Ma se a queste azioni già positive si aggiungono barriere fisiche all’uso dell’auto, ciò potrebbe portare, assieme allo sviluppo e al sostegno della cosiddetta mobilità attiva (pedonalità e ciclabilità) e della micromobilità, un ripensamento dell’intermodalità, tema non nuovo a Milano.
Lo sviluppo sostenibile oggi deve guardare sempre più all’integrazione delle soluzioni rispetto alle funzioni, anche per iniziare a costruire quel sistema urbano innovativo già presente in molte città europee basato sul concetto di ecoquartiere, ovvero un quartiere che esprime il senso della qualità della vita, dello sviluppo equo e di lungo periodo e dell’uso equilibrato delle risorse, ivi comprese quelle ambientali e legate all’uso del suolo, che nelle grandi città come Milano significa anche affrontare il tema della permeabilità e del drenaggio, per evitare inondazioni, come la storia recente ci illustra con troppa frequenza.

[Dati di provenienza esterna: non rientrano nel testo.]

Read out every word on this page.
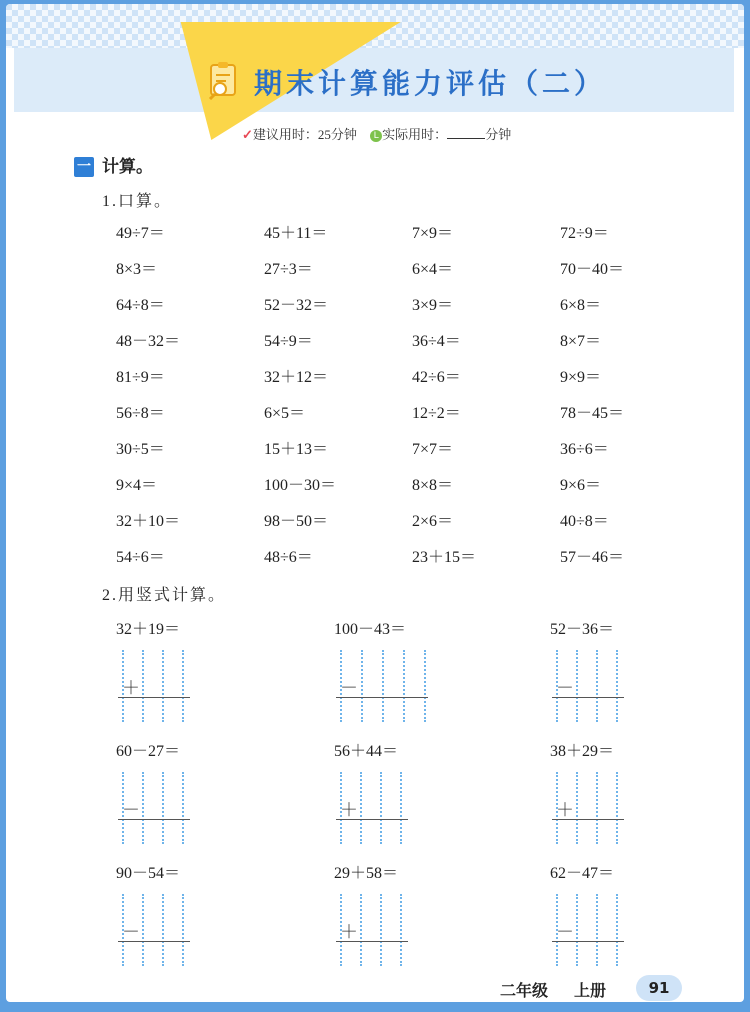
期末计算能力评估（二）
✓建议用时：25分钟 L 实际用时：	分钟
一 计算。
1.口算。
49÷7＝	45＋11＝	7×9＝	72÷9＝
8×3＝	27÷3＝	6×4＝	70－40＝
64÷8＝	52－32＝	3×9＝	6×8＝
48－32＝	54÷9＝	36÷4＝	8×7＝
81÷9＝	32＋12＝	42÷6＝	9×9＝
56÷8＝	6×5＝	12÷2＝	78－45＝
30÷5＝	15＋13＝	7×7＝	36÷6＝
9×4＝	100－30＝	8×8＝	9×6＝
32＋10＝	98－50＝	2×6＝	40÷8＝
54÷6＝	48÷6＝	23＋15＝	57－46＝
2.用竖式计算。
32＋19＝
＋
100－43＝
－
52－36＝
－
60－27＝
－
56＋44＝
＋
38＋29＝
＋
90－54＝
－
29＋58＝
＋
62－47＝
－
二年级 上册	91
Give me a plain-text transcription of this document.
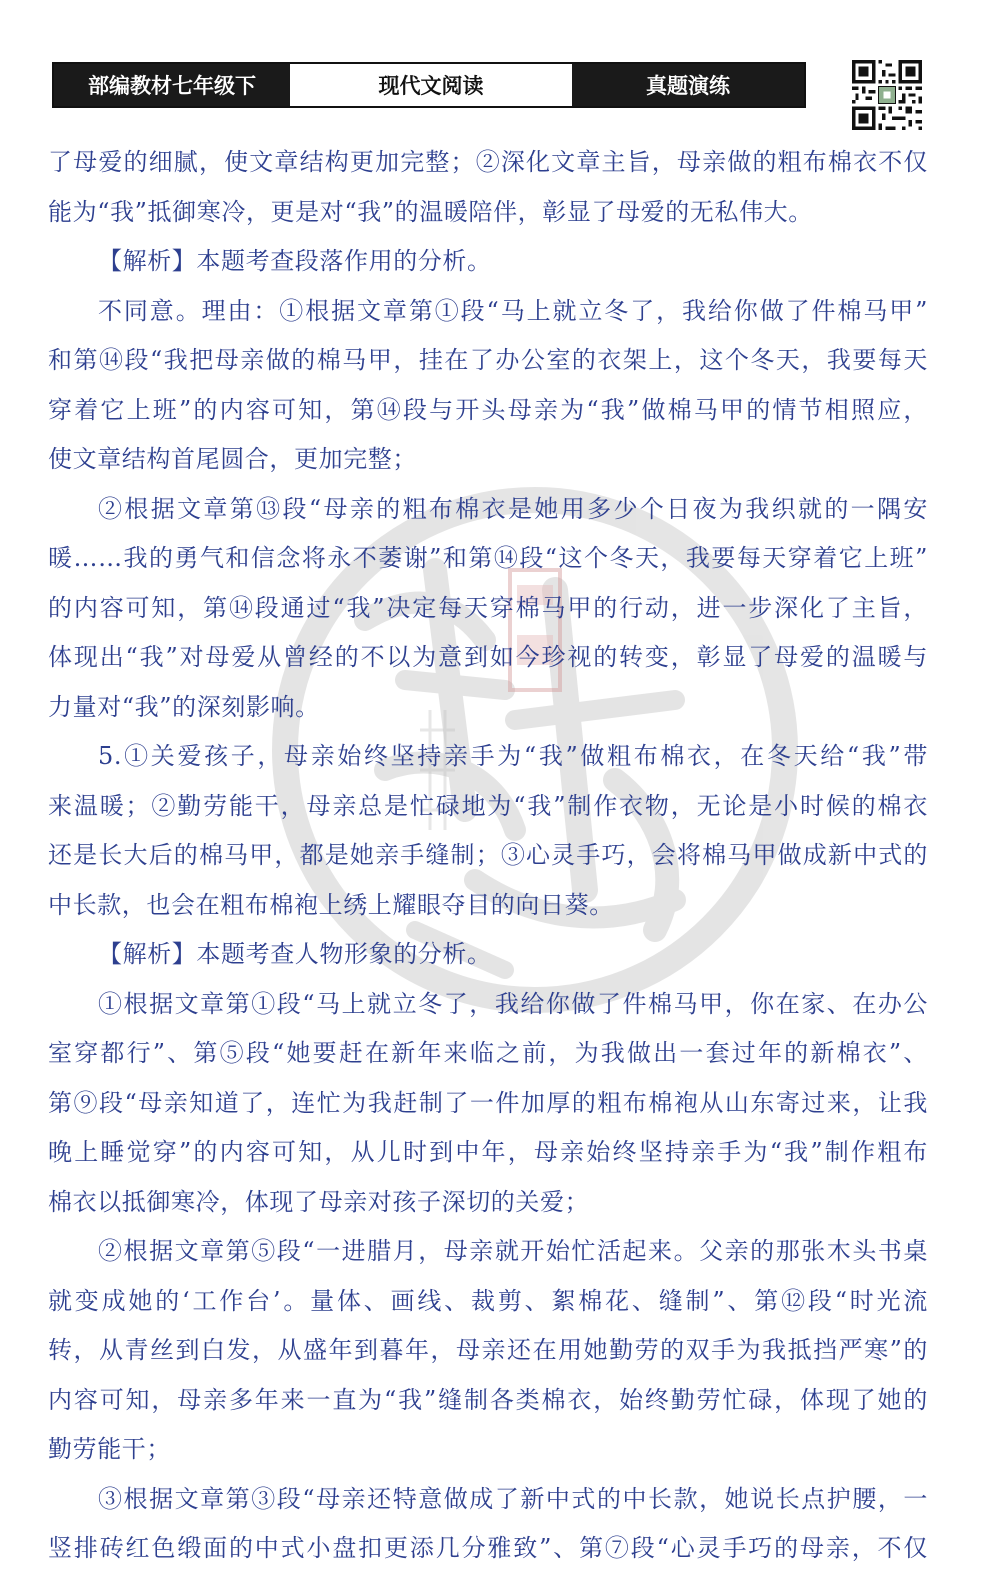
部编教材七年级下	现代文阅读	真题演练
了母爱的细腻，使文章结构更加完整；②深化文章主旨，母亲做的粗布棉衣不仅
能为“我”抵御寒冷，更是对“我”的温暖陪伴，彰显了母爱的无私伟大。
【解析】本题考查段落作用的分析。
不同意。理由：①根据文章第①段“马上就立冬了，我给你做了件棉马甲”
和第⑭段“我把母亲做的棉马甲，挂在了办公室的衣架上，这个冬天，我要每天
穿着它上班”的内容可知，第⑭段与开头母亲为“我”做棉马甲的情节相照应，
使文章结构首尾圆合，更加完整；
②根据文章第⑬段“母亲的粗布棉衣是她用多少个日夜为我织就的一隅安
暖……我的勇气和信念将永不萎谢”和第⑭段“这个冬天，我要每天穿着它上班”
的内容可知，第⑭段通过“我”决定每天穿棉马甲的行动，进一步深化了主旨，
体现出“我”对母爱从曾经的不以为意到如今珍视的转变，彰显了母爱的温暖与
力量对“我”的深刻影响。
5.①关爱孩子，母亲始终坚持亲手为“我”做粗布棉衣，在冬天给“我”带
来温暖；②勤劳能干，母亲总是忙碌地为“我”制作衣物，无论是小时候的棉衣
还是长大后的棉马甲，都是她亲手缝制；③心灵手巧，会将棉马甲做成新中式的
中长款，也会在粗布棉袍上绣上耀眼夺目的向日葵。
【解析】本题考查人物形象的分析。
①根据文章第①段“马上就立冬了，我给你做了件棉马甲，你在家、在办公
室穿都行”、第⑤段“她要赶在新年来临之前，为我做出一套过年的新棉衣”、
第⑨段“母亲知道了，连忙为我赶制了一件加厚的粗布棉袍从山东寄过来，让我
晚上睡觉穿”的内容可知，从儿时到中年，母亲始终坚持亲手为“我”制作粗布
棉衣以抵御寒冷，体现了母亲对孩子深切的关爱；
②根据文章第⑤段“一进腊月，母亲就开始忙活起来。父亲的那张木头书桌
就变成她的‘工作台’。量体、画线、裁剪、絮棉花、缝制”、第⑫段“时光流
转，从青丝到白发，从盛年到暮年，母亲还在用她勤劳的双手为我抵挡严寒”的
内容可知，母亲多年来一直为“我”缝制各类棉衣，始终勤劳忙碌，体现了她的
勤劳能干；
③根据文章第③段“母亲还特意做成了新中式的中长款，她说长点护腰，一
竖排砖红色缎面的中式小盘扣更添几分雅致”、第⑦段“心灵手巧的母亲，不仅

La mobilità è uno dei tasselli fondamentali del nuovo urban design, che ricomprende il nuovo disegno dello spazio pubblico, delle relazioni tra gli edifici, del rapporto tra vuoti urbani e vuoti edificati (pensiamo a tutto il tema del dismesso), degli spazi sociali e dei luoghi di appartenenza che costituiscono la vera identità di una città, la sua immagine ma anche la sua capacità di essere attrattiva per le nuove generazioni e dunque perpetuare se stessa.
Milano è una città contemporanea e lo sarà sempre di più in futuro se saprà proseguire sulla strada dell’innovazione e del rinnovamento, lavorando sulle reti materiali e immateriali che garantiscono un uso armonico e equilibrato della città, puntando non solo sul recupero degli spazi, azione che in questi anni ne ha decretato il successo come capitale immobiliare d’Italia, ma anche sul recupero dell’ambiente urbano come luogo dove i cittadini possono muoversi con facilità.
Se Parigi ha puntato sul diventare la metropoli del quarto d’ora, Milano potrebbe essere in futuro la risposta italiana ai modelli dei five minutes disctrict, ovvero dei quartieri dove in 5 minuti si raggiungono tutti i servizi utili al cittadino, dai negozi al parco pubblico, puntando sulla digitalizzazione come elemento di connessione tra cittadini, amministrazione e città, anche per condividere e coprogettare la futura qualità della vita, che è la battaglia che da molto tempo in molti proponiamo e che Greta ha così ben saputo condensare nella sua battaglia per la sostenibilità, una battaglia che Milano può e deve vincere, per essere di esempio a tutte le altre città italiane.